The idea that the state of a system does not depend on the basis that we choose to represent it in, has always puzzled me. Physically I can imagine that the basis ought to just yield an equivalent representation of the system, but I cannot convince myself of this independence. I apologize for the naive character of this post.
For example, in most QM books one frequently comes across statements such as: "The state of the system is represented by a vector (or ket) $|\psi\rangle$ in the corresponding Hilbert space", or that a "vector is not the same thing as the set of its components in a basis". Physically this means that e.g. the momentum $\mathbf{p}$ of a system should not depend on how we choose to orient the axes of our basis.
It is a very abstract idea that the state is just a vector lying in the entire Hilbert space (spanned by the set of all the common eigenvectors of the observables describing the system). How can I write or speak of this $|\psi\rangle$ without having a basis to represent it in. As soon as I want to say anything about this $\psi$, e.g. its norm, I will need its components in some basis, to compute $\sqrt{\langle \psi|\psi \rangle}.$
- So what do I know about $|\psi\rangle$ without a chosen basis? How can I express that knowledge (of $\psi$) without a basis?
- Is this independence better illustrated when one considers the fact that the set of eigenvalues for any chosen observable of the system, are the same regardless of the chosen basis?
- Why it seems so difficult to imagine vector spaces, or vectors lying in abstract high-dimensional spaces ($|\psi\rangle \in \mathcal{H}$), without a basis? In what sense do we mean that a vector is more than just its components $(\langle v_1|\psi\rangle, \langle v_2|\psi\rangle, \dots)$?
- But as soon as I want to compute overlaps such as $\langle v_1|\psi\rangle$ or norms $||\psi||$ I need the components of $|\psi\rangle$ in some basis. So how can I convince myself that no matter what basis I choose, this abstract $|\psi\rangle \in \mathcal{H}$ will not depend on it?
- Finally, how should I interpret $|\psi\rangle \in \mathcal{H}$ without necessarily having an observable in mind? (i.e. the general statement that the state of the system lies in the Hilbert space).
Best Answer
The state is a vector in the Hilbert space of the Hamiltonian, which gives it a natural basis in terms of the eigenvectors; distinct eigenvalues then exist in distinct (orthogonal) subspaces - for degenerate values the subspaces are larger, but they are still distinct from all others. Clearly this situation gives many advantages in analysis.
However, this representation, though natural, and dependent only upon the spectral decomposition of the Hamiltonian, is not unique. The experimentalist will prefer to establish a basis which corresponds to his experimental setup! Chosing a different basis will change all of the coordinates, but does not change the states.

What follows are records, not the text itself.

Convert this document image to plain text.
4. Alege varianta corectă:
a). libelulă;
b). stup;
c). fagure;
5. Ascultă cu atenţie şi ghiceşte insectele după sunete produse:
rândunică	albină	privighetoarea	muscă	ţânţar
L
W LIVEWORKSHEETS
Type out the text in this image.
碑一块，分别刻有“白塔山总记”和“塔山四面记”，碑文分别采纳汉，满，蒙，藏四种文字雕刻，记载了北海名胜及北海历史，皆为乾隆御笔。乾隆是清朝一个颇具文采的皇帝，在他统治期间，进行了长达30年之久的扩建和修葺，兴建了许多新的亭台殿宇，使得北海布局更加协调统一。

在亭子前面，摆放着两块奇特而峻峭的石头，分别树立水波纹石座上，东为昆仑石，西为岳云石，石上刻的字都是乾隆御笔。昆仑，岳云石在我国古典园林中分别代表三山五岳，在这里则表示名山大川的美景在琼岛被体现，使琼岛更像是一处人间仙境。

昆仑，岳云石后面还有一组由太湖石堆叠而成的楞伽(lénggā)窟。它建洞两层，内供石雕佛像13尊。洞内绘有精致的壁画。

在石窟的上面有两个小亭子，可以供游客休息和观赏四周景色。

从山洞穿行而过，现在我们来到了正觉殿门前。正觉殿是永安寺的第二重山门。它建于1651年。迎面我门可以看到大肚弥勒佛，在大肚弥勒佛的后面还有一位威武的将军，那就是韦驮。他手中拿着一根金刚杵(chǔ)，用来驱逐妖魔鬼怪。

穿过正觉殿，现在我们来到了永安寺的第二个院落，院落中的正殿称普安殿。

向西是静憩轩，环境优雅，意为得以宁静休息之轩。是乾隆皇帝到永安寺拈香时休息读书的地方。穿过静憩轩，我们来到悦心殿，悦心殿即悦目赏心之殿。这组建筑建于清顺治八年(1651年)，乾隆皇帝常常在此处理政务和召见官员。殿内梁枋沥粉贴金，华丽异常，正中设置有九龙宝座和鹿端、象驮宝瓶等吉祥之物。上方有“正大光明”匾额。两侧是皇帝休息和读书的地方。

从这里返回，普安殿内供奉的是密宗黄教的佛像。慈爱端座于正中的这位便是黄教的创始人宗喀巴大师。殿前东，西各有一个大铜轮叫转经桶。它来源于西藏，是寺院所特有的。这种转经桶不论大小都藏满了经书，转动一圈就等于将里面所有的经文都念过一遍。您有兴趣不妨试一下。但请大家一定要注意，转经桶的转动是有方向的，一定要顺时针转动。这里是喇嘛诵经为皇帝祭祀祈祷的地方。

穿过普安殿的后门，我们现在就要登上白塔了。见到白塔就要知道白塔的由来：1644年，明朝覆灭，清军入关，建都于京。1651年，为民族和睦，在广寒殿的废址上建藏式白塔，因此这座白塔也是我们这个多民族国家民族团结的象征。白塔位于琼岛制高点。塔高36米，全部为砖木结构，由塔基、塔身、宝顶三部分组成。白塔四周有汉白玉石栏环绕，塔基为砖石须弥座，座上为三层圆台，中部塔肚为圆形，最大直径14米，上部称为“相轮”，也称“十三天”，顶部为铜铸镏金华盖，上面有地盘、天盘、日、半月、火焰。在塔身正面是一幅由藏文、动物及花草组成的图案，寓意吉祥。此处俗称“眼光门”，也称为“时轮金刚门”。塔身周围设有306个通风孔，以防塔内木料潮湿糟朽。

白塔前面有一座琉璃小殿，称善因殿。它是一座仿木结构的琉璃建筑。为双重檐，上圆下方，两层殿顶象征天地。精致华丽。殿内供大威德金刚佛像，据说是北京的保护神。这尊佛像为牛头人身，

To make this clear recall that the state vectors of our Hilbert space can also be viewed a as rays, which are similar to the geometric rays of Euclidean geometry. Imagine the ray first, then superimpose a grid upon it - as you rotate the grid about the origin of the ray the intersections of the grid with the ray define the coordinates for that basis. The coordinates change, but the ray doesn't change. For ordinary geometry the relationships between two rays (angles, projections) don't change, so it is clear that some relationships between the coordinates are fixed - these are properties of a metric space.
Our Hilbert space is a normed space - distances don't mean anything, but a normalized state vector always has a length of 1, even when you change the basis; nor does the length change under unitary operators - hence their name.
All of this becomes clear in a good linear algebra course.